56 Nach alledem ist auf die dritte Frage zu antworten, dass Artikel 9 Buchstaben c und d in Verbindung mit den Artikeln 3 Absatz 2, 4 Absatz 4 und 5 der Verordnung Nr. 3950/92 dahin auszulegen ist, dass er es nicht zulässt, dass die zuständigen nationalen Behörden einem im Gebiet der ehemaligen DDR ansässigen Erzeuger verbieten, seine Milchproduktion in Anlagen in einer Gemeinde zu verlagern, die zwar zum Zeitpunkt der Wiedervereinigung Deutschlands in diesem Gebiet lag, nunmehr jedoch aufgrund eines nach diesem Zeitpunkt geschlossenen Vertrages zu einem der alten Länder der Bundesrepublik Deutschland gehört.
Kosten
57 Die Auslagen der deutschen Regierung und der Kommission, die Erklärungen vor dem Gerichtshof abgegeben haben, sind nicht erstattungsfähig. Für die Parteien des Ausgangsverfahrens ist das Verfahren ein Zwischenstreit in dem bei dem vorlegenden Gericht anhängigen Rechtsstreit; die Kostenentscheidung ist daher Sache dieses Gerichts.
Aus diesen Gründen
hat
DER GERICHTSHOF (Zweite Kammer)
auf die ihm vom Verwaltungsgericht Weimar mit Beschluss vom 23. Mai 2001 vorgelegten Fragen für Recht erkannt:
1. Artikel 9 Buchstaben c und d der Verordnung (EWG) Nr. 3950/92 des Rates vom 28. Dezember 1992 über die Erhebung einer Zusatzabgabe im Milchsektor in der durch die Verordnung (EG) Nr. 751/1999 der Kommission vom 9. April 1999 geänderten Fassung in Verbindung mit den Artikeln 3 Absatz 2, 4 Absatz 4 und 5 dieser Verordnung ist dahin auszulegen, dass die gesamte Milchproduktion, die ein im Gebiet der ehemaligen Deutschen Demokratischen Republik ansässiger Landwirt in von ihm dort, sei es auch in unterschiedlichen Bundesländern, gepachteten Anlagen eigenständig erwirtschaftet, auf die ihm vorläufig zugeteilte Referenzmenge anzurechnen ist.

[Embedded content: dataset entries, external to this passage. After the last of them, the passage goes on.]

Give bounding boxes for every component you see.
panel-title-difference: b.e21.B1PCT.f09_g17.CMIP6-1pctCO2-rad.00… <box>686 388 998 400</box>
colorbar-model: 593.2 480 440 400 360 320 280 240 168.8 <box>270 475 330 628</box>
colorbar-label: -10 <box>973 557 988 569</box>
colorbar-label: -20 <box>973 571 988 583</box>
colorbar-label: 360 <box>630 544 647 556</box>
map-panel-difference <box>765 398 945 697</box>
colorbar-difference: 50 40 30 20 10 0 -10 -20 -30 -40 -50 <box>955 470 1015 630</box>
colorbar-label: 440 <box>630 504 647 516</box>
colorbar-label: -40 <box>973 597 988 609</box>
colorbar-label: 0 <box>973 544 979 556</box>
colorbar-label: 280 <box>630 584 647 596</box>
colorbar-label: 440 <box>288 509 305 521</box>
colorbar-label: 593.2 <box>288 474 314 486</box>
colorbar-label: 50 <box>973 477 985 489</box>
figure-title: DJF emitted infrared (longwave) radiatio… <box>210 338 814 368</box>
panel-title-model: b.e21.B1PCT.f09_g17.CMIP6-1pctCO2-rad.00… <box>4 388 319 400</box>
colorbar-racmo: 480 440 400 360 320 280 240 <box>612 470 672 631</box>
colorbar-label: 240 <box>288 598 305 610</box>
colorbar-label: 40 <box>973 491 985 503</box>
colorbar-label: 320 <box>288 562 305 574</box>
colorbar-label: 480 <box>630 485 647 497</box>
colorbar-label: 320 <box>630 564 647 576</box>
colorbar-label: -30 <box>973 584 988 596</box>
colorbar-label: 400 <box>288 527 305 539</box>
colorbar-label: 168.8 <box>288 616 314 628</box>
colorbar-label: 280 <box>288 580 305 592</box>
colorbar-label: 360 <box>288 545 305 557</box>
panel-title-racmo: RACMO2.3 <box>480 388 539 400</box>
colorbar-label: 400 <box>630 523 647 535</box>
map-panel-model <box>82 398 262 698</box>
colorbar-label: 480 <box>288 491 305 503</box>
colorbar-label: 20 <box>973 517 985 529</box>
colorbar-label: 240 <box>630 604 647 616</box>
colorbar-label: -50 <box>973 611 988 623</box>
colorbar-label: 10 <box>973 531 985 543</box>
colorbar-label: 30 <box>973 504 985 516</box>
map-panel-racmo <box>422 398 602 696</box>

2. Artikel 9 Buchstaben c und d der Verordnung Nr. 3950/92 in der durch die Verordnung Nr. 751/1999 geänderten Fassung in Verbindung mit den Artikeln 3 Absatz 2, 4 Absatz 4 und 5 dieser Verordnung ist dahin auszulegen, dass er es nicht zulässt, dass die zuständigen nationalen Behörden einem im Gebiet der ehemaligen Deutschen Demokratischen Republik ansässigen Erzeuger verbieten, seine Milchproduktion in Anlagen in einer Gemeinde zu verlagern, die zwar zum Zeitpunkt der Wiedervereinigung Deutschlands in diesem Gebiet lag, nunmehr jedoch aufgrund eines nach diesem Zeitpunkt geschlossenen Vertrages zu einem der alten Länder der Bundesrepublik Deutschland gehört.